I close my eyes and picture you at the banks of a river. You are clad in an immaculate white robe that reaches to the ground. You move in slow motion. Yes, you are watching an Egyptian funeral barge-filled with presents-go down the river for the last time. You follow it until it disappears beyond a bend. You raise your hand, but I cannot tell whether you are saying a last good-bye or covering your face from the rays of the setting sun.
By the size of the barge we know a child occupies it.

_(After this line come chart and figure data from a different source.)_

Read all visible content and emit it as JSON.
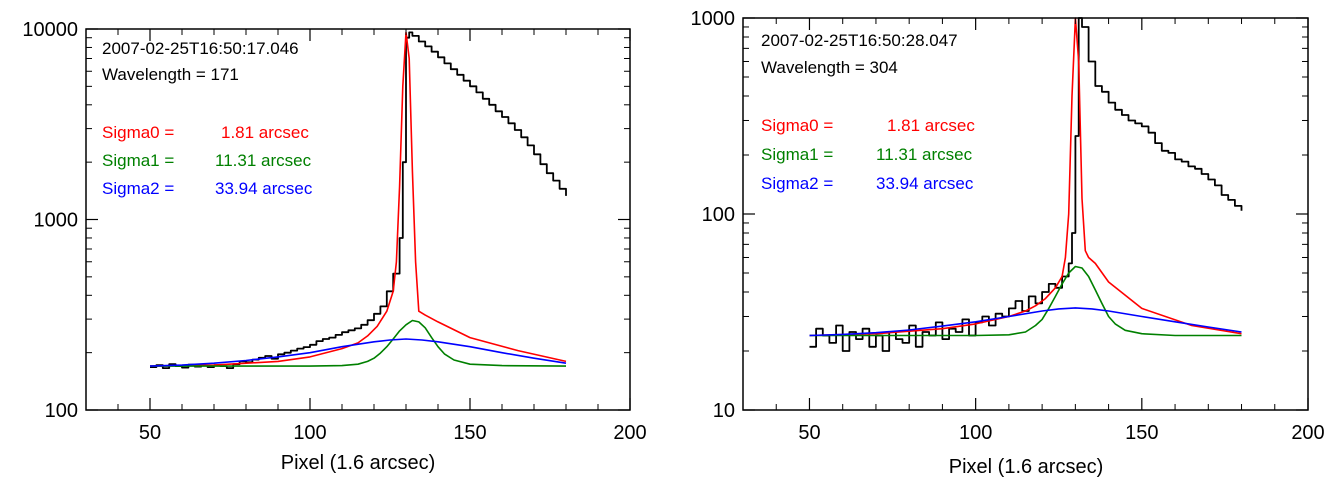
{
  "chart_data": [
    {
      "type": "line",
      "title": "",
      "xlabel": "Pixel (1.6 arcsec)",
      "ylabel": "",
      "xlim": [
        30,
        200
      ],
      "ylim": [
        100,
        10000
      ],
      "yscale": "log",
      "xticks": [
        50,
        100,
        150,
        200
      ],
      "xtick_labels": [
        "50",
        "100",
        "150",
        "200"
      ],
      "yticks": [
        100,
        1000,
        10000
      ],
      "ytick_labels": [
        "100",
        "1000",
        "10000"
      ],
      "annotations": {
        "timestamp": "2007-02-25T16:50:17.046",
        "wavelength": "Wavelength = 171",
        "sigma0_label": "Sigma0 =",
        "sigma0_value": "1.81 arcsec",
        "sigma1_label": "Sigma1 =",
        "sigma1_value": "11.31 arcsec",
        "sigma2_label": "Sigma2 =",
        "sigma2_value": "33.94 arcsec"
      },
      "colors": {
        "data": "#000000",
        "sigma0": "#ff0000",
        "sigma1": "#008000",
        "sigma2": "#0000ff"
      },
      "series": [
        {
          "key": "data",
          "step": true,
          "x": [
            50,
            52,
            54,
            56,
            58,
            60,
            62,
            64,
            66,
            68,
            70,
            72,
            74,
            76,
            78,
            80,
            82,
            84,
            86,
            88,
            90,
            92,
            94,
            96,
            98,
            100,
            102,
            104,
            106,
            108,
            110,
            112,
            114,
            116,
            118,
            120,
            122,
            124,
            126,
            128,
            129,
            130,
            131,
            132,
            134,
            136,
            138,
            140,
            142,
            144,
            146,
            148,
            150,
            152,
            154,
            156,
            158,
            160,
            162,
            164,
            166,
            168,
            170,
            172,
            174,
            176,
            178,
            180
          ],
          "y": [
            168,
            172,
            166,
            174,
            170,
            167,
            173,
            169,
            171,
            168,
            172,
            170,
            166,
            174,
            180,
            178,
            184,
            188,
            192,
            186,
            196,
            200,
            205,
            210,
            214,
            220,
            230,
            236,
            240,
            248,
            256,
            262,
            268,
            280,
            296,
            320,
            350,
            420,
            520,
            800,
            2000,
            9000,
            9600,
            9200,
            8600,
            8100,
            7600,
            7100,
            6600,
            6150,
            5750,
            5350,
            5000,
            4650,
            4300,
            4000,
            3700,
            3450,
            3200,
            2950,
            2700,
            2450,
            2200,
            1950,
            1750,
            1600,
            1450,
            1330
          ]
        },
        {
          "key": "sigma0",
          "x": [
            50,
            70,
            90,
            100,
            110,
            115,
            118,
            121,
            124,
            126,
            127,
            128,
            129,
            130,
            131,
            132,
            133,
            134,
            136,
            140,
            150,
            165,
            180
          ],
          "y": [
            170,
            172,
            180,
            190,
            210,
            225,
            245,
            275,
            330,
            420,
            600,
            1500,
            5000,
            9600,
            7000,
            1800,
            600,
            330,
            315,
            290,
            240,
            205,
            180
          ]
        },
        {
          "key": "sigma1",
          "x": [
            50,
            100,
            110,
            115,
            118,
            120,
            122,
            124,
            126,
            128,
            130,
            132,
            134,
            136,
            138,
            140,
            142,
            145,
            150,
            160,
            180
          ],
          "y": [
            170,
            170,
            171,
            174,
            180,
            187,
            199,
            215,
            236,
            260,
            280,
            295,
            290,
            270,
            240,
            215,
            197,
            183,
            174,
            171,
            170
          ]
        },
        {
          "key": "sigma2",
          "x": [
            50,
            60,
            70,
            80,
            90,
            100,
            110,
            120,
            125,
            130,
            135,
            140,
            150,
            160,
            170,
            180
          ],
          "y": [
            170,
            172,
            176,
            182,
            190,
            200,
            215,
            228,
            233,
            236,
            233,
            228,
            215,
            200,
            187,
            176
          ]
        }
      ]
    },
    {
      "type": "line",
      "title": "",
      "xlabel": "Pixel (1.6 arcsec)",
      "ylabel": "",
      "xlim": [
        30,
        200
      ],
      "ylim": [
        10,
        1000
      ],
      "yscale": "log",
      "xticks": [
        50,
        100,
        150,
        200
      ],
      "xtick_labels": [
        "50",
        "100",
        "150",
        "200"
      ],
      "yticks": [
        10,
        100,
        1000
      ],
      "ytick_labels": [
        "10",
        "100",
        "1000"
      ],
      "annotations": {
        "timestamp": "2007-02-25T16:50:28.047",
        "wavelength": "Wavelength = 304",
        "sigma0_label": "Sigma0 =",
        "sigma0_value": "1.81 arcsec",
        "sigma1_label": "Sigma1 =",
        "sigma1_value": "11.31 arcsec",
        "sigma2_label": "Sigma2 =",
        "sigma2_value": "33.94 arcsec"
      },
      "colors": {
        "data": "#000000",
        "sigma0": "#ff0000",
        "sigma1": "#008000",
        "sigma2": "#0000ff"
      },
      "series": [
        {
          "key": "data",
          "step": true,
          "x": [
            50,
            52,
            54,
            56,
            58,
            60,
            62,
            64,
            66,
            68,
            70,
            72,
            74,
            76,
            78,
            80,
            82,
            84,
            86,
            88,
            90,
            92,
            94,
            96,
            98,
            100,
            102,
            104,
            106,
            108,
            110,
            112,
            114,
            116,
            118,
            120,
            122,
            124,
            126,
            128,
            129,
            130,
            131,
            132,
            134,
            136,
            138,
            140,
            142,
            144,
            146,
            148,
            150,
            152,
            154,
            156,
            158,
            160,
            162,
            164,
            166,
            168,
            170,
            172,
            174,
            176,
            178,
            180
          ],
          "y": [
            21,
            26,
            24,
            22,
            27,
            20,
            25,
            23,
            26,
            21,
            24,
            20,
            25,
            23,
            22,
            27,
            21,
            25,
            24,
            28,
            23,
            26,
            25,
            29,
            24,
            28,
            30,
            27,
            31,
            30,
            33,
            36,
            32,
            38,
            35,
            40,
            44,
            42,
            48,
            56,
            80,
            250,
            1000,
            900,
            600,
            450,
            420,
            370,
            340,
            320,
            300,
            290,
            280,
            260,
            230,
            210,
            205,
            190,
            185,
            175,
            170,
            160,
            150,
            140,
            125,
            118,
            110,
            104
          ]
        },
        {
          "key": "sigma0",
          "x": [
            50,
            70,
            90,
            100,
            110,
            115,
            118,
            121,
            124,
            126,
            127,
            128,
            129,
            130,
            131,
            132,
            133,
            134,
            136,
            140,
            150,
            165,
            180
          ],
          "y": [
            24,
            24.5,
            26,
            27.5,
            30,
            32,
            34,
            37,
            42,
            48,
            60,
            100,
            400,
            1000,
            600,
            120,
            65,
            60,
            56,
            45,
            33,
            27,
            24.5
          ]
        },
        {
          "key": "sigma1",
          "x": [
            50,
            100,
            110,
            115,
            118,
            120,
            122,
            124,
            126,
            128,
            130,
            132,
            134,
            136,
            138,
            140,
            142,
            145,
            150,
            160,
            180
          ],
          "y": [
            24,
            24,
            24.2,
            25,
            27,
            29,
            33,
            38,
            44,
            50,
            54,
            53,
            48,
            41,
            35,
            30,
            27.5,
            25.5,
            24.5,
            24,
            24
          ]
        },
        {
          "key": "sigma2",
          "x": [
            50,
            60,
            70,
            80,
            90,
            100,
            110,
            120,
            125,
            130,
            135,
            140,
            150,
            160,
            170,
            180
          ],
          "y": [
            24,
            24.3,
            24.8,
            25.6,
            26.8,
            28.2,
            30,
            32,
            32.8,
            33.2,
            32.8,
            32,
            30,
            28.2,
            26.5,
            25
          ]
        }
      ]
    }
  ]
}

As you turn around the robe falls to the ground, revealing your naked body. Bathed by the last rays of the sun it acquires a bronze-like quality, or perhaps a more accurate description would be to say that it looks as if it had been bathed in dark honey.
The focal point, even brighter now, is the red above your left breast. You walk to the edge of the water, followed by your attendants. They stop, holding the cloth of white linen. You walk into the water, slowly, without looking back. When the water reaches your chest, you turn around. Your eyes are bright embers in the center of black and white whorls painted on your face.
You raise your arms.
The heart begins to drip into the river; the redness stains the water until it completely becomes blood.
The sun is disappearing behind the horizon.
You start to walk back to the shore. Your attendants await you; they wrap the fine, white linen around you. As it absorbs the moisture from your body, it also turns red.
You are carried away through a white door.